Given how unusual this film is compared to other pandemic-era wide releases, the range of uncertainty in the prediction is especially high. $2.16 million seems like a reasonable figure to me, but half or twice that amount wouldn’t surprise me. It’s certainly worth keeping an eye on though, since the faith-based audience may be more willing to go to theaters than the average moviegoers, particularly if they’ve been attending church regularly during the pandemic. From the perspective of learning more about the health of the market, this is a timely release.

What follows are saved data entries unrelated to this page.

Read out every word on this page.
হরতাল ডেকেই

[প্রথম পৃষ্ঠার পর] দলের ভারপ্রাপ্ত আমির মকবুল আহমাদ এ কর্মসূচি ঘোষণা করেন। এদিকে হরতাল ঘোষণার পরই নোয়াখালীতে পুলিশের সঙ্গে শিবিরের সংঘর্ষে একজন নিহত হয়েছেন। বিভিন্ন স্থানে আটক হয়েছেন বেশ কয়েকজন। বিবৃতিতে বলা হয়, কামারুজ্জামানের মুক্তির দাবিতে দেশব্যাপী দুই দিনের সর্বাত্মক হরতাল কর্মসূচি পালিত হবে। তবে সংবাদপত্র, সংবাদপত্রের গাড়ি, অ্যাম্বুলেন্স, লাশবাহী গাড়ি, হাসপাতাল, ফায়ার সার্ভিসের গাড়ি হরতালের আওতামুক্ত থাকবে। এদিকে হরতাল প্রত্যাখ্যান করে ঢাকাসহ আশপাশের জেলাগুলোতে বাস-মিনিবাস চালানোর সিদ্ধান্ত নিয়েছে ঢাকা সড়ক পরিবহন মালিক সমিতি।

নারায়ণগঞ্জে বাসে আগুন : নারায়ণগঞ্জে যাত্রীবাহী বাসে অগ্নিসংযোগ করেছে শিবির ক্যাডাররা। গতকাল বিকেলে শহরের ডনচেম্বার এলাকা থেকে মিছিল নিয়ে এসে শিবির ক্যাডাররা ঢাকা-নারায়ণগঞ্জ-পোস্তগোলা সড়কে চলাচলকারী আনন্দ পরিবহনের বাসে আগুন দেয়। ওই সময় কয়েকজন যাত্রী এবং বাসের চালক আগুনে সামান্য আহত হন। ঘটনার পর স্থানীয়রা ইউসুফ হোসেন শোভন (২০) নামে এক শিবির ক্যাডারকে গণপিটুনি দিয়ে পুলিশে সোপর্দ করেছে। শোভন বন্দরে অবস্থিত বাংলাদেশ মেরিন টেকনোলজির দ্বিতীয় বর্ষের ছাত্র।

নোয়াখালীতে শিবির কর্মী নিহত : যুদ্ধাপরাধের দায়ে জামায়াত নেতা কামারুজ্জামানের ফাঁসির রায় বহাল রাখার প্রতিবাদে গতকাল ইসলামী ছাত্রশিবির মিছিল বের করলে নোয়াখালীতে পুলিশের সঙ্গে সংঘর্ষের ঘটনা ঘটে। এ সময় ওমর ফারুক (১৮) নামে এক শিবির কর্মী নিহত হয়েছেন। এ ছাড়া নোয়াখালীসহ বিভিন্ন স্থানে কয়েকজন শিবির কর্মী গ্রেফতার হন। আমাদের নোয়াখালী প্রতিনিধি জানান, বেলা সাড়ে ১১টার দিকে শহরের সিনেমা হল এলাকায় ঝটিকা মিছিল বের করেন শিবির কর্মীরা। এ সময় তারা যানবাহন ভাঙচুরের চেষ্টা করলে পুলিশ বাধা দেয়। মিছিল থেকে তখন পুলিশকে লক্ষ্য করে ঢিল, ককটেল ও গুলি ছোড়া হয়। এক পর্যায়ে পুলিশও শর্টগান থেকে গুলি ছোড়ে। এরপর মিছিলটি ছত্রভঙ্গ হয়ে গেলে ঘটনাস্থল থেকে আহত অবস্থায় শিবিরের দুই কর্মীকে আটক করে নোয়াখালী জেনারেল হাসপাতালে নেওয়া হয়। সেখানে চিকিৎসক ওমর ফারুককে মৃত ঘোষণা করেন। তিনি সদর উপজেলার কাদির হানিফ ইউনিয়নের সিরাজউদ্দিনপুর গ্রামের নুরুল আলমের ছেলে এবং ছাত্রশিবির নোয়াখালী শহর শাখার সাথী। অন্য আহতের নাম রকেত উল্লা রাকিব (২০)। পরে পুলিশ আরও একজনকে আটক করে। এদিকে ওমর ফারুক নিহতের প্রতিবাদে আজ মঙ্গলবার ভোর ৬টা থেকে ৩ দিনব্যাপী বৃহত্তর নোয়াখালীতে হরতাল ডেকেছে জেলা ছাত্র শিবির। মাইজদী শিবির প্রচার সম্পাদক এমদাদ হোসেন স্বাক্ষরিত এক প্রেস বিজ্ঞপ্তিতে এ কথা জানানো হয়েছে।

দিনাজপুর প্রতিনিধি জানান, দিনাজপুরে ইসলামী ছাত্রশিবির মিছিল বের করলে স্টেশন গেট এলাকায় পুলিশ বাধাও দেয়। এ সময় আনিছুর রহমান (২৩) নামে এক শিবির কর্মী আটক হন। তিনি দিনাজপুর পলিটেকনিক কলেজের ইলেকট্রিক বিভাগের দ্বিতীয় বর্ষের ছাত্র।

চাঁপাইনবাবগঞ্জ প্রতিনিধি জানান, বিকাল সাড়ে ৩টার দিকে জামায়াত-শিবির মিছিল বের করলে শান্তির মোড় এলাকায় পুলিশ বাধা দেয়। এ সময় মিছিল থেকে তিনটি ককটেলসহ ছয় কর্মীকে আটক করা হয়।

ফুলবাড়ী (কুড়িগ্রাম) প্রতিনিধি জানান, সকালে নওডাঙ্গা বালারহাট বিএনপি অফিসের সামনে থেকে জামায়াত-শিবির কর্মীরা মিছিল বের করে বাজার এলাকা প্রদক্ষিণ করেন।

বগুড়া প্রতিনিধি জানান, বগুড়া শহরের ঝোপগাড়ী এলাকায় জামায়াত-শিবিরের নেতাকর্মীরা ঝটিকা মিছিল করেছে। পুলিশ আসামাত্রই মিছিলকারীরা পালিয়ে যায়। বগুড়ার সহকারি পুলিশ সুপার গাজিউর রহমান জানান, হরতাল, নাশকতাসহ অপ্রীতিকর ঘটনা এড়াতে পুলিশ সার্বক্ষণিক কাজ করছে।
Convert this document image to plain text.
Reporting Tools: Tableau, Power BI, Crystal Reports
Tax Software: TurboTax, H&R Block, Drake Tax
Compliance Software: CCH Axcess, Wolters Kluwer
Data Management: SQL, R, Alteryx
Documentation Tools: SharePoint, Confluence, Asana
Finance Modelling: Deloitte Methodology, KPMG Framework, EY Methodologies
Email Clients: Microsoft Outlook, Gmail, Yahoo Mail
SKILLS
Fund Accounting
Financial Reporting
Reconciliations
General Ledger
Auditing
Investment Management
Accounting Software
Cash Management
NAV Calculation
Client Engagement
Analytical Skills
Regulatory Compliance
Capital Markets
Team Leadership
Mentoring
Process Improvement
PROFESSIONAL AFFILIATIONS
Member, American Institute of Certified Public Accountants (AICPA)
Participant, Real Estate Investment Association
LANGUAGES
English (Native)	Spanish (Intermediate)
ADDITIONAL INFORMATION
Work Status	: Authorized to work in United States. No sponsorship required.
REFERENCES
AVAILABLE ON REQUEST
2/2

The Card Counter is another film that looks hard to predict. Focus Features have released three films during the pandemic that are broadly similar to this one, and I’ve included them in the analysis above. The model uses the opening weekend for those films adjusted for the health of the market when they were released—i.e., their weekend numbers in the table above are higher than what they actually opened with.
Focus is quite strategic in deciding how many theaters to release a film in, and is apparently hoping for good word of mouth to propel The Card Counter to larger numbers of theaters over the next few weeks. At least, that’s one interpretation of the film opening in 580 locations. Another is that the studio thinks it’s aimed at too old an audience to succeed in theaters right now, but is building interest for the home market release. Either way, the model doesn’t think it’ll make a huge splash at the box office this weekend. If it tops $1 million, it could pick up a few more locations, and that’s probably a good target for this one.
Unless Malignant does something really surprising, Shang-Chi should easily win the weekend. The model thinks it’ll fall 66% from last weekend, which would be sharp by pandemic standards. That’s because there’s been a tendency for really big releases to fall quite sharply in their second weekend—essentially, “the faster they rise, the quicker they fall.” Maybe Shang-Chi’s theatrical exclusivity will keep that drop to more like 50% and it’ll top $30 million this weekend. That would be a welcome boost to the market as a whole, but we’re still looking at a substantial drop from last weekend’s $100-million-plus weekend.